Last week, UPS and the Teamsters Union were unable to reach a contract agreement. If they do not resolve the issue by the end of the month, a strike could be called. The current contract that has been in place for five years expires on July 31st. However, there is nothing to replace it.

Teamsters have remained steadfast, blaming UPS as the reason for the slow progress in negotiating a new contract.

In a press release, Teamsters General President Sean M. O’Brien stated, “This multi-billion dollar corporation has much to offer American workers — but they don’t want it.” “UPS made a decision, and it was clear that they chose the wrong path.”

UPS also released a press release encouraging the union to continue trying.

Teamsters stopped negotiating in spite of historic proposals built on our leading pay. There is still nearly a whole month to go. We haven’t walked away and the union is responsible for remaining at the table.

Employees and customers are uneasy when a company refuses to negotiate, particularly when the end is near. This can disrupt the U.S. economic system. Teamsters’ actions only benefit our non-union competition.

We are proud of the results we have achieved in these negotiations. They’re a win-win for all our people. The Teamsters need to return to the table and finalize this agreement.

UPS has a very good reason for wanting the Teamsters back at the table. According to one consultant, the company may lose up to 30% of its volume in the event that drivers strike.

Freightwaves reports:

UPS delivered about 18,6 million parcels per day to the U.S. in the first three months. In a contingency, UPS expects to be able to handle 4,000,000 parcels by itself. The diversion would apply to the remaining 14.6 million parcels. The majority of these would be ground delivery.

Satish Jindel is the president of consultancy ShipMatrix. He said in a communiqué to FreightWaves, that 30% of the volume could be lost, which would be more than 4,000,000 parcels per day.

UPS is facing more competition than it did during the 1997 strike. If UPS is hampered by a strike, shippers will have more options than 26 years ago to deliver their packages.

Freightwaves reports that “Jindel imagined a scenario where large shippers divert lighter parcels below 5 pounds which can fit into a mailbox to USPS and heavier parcels go to FedEx.”

One organization reminds UPS drivers they do not have to go on strike. National Right to Work Legal Defense Foundation published a notice Monday that said drivers could leave the union if it didn’t represent them.

The notice said that UPS employees have the right “to resign from their Teamsters membership and continue doing their job.” We recommend that you read the entire legal notice, as federal law is complex regarding union membership and union officials threaten workers who refuse to strike with crippling fines or punishments. You can also contact Foundation attorneys to get free legal advice about your situation.

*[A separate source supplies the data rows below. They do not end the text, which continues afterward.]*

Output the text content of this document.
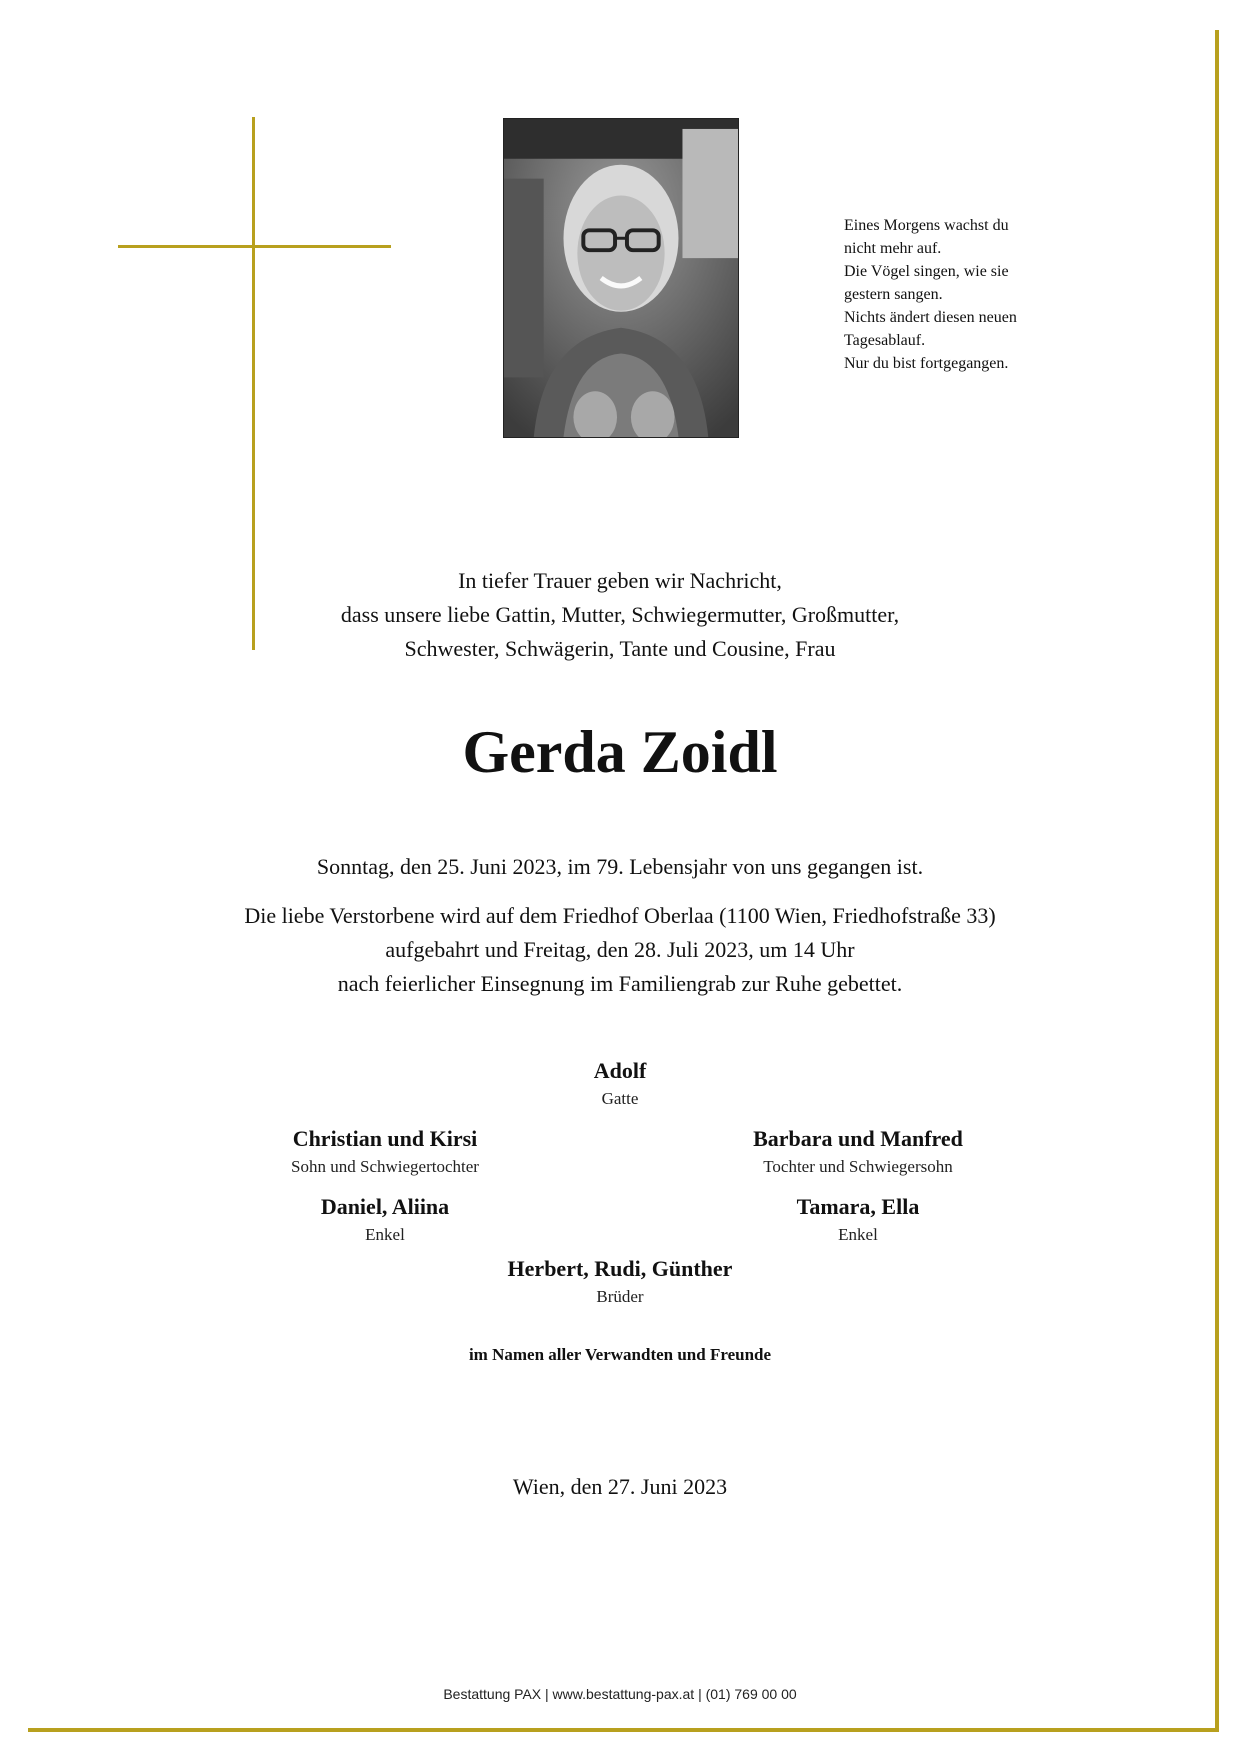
Eines Morgens wachst du
nicht mehr auf.
Die Vögel singen, wie sie
gestern sangen.
Nichts ändert diesen neuen
Tagesablauf.
Nur du bist fortgegangen.
In tiefer Trauer geben wir Nachricht,
dass unsere liebe Gattin, Mutter, Schwiegermutter, Großmutter,
Schwester, Schwägerin, Tante und Cousine, Frau
Gerda Zoidl
Sonntag, den 25. Juni 2023, im 79. Lebensjahr von uns gegangen ist.
Die liebe Verstorbene wird auf dem Friedhof Oberlaa (1100 Wien, Friedhofstraße 33)
aufgebahrt und Freitag, den 28. Juli 2023, um 14 Uhr
nach feierlicher Einsegnung im Familiengrab zur Ruhe gebettet.
Adolf
Gatte
Christian und Kirsi
Sohn und Schwiegertochter
Barbara und Manfred
Tochter und Schwiegersohn
Daniel, Aliina
Enkel
Tamara, Ella
Enkel
Herbert, Rudi, Günther
Brüder
im Namen aller Verwandten und Freunde
Wien, den 27. Juni 2023
Bestattung PAX | www.bestattung-pax.at | (01) 769 00 00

The notice informs drivers, “Employees resigning their membership (or who are already nonmembers), have the right to go to work even when the union bosses call a strike.”

The foundation informed UPS drivers of their rights if they reside in states that protect right-to-work. The notice states that if you live in a state where there are Right to Work laws, you can stop paying union dues and fees if you do not support their activities.

The article also reminds motorists that, “If you don’t work in an area with Right to Work protections you have the right to opt out of union dues and you may be able to prevent other financial support from unions.” This is always good news.

Our supply chain is already fragile. We hope that UPS and the union will be able to work out a solution, otherwise, our packages may take longer to arrive.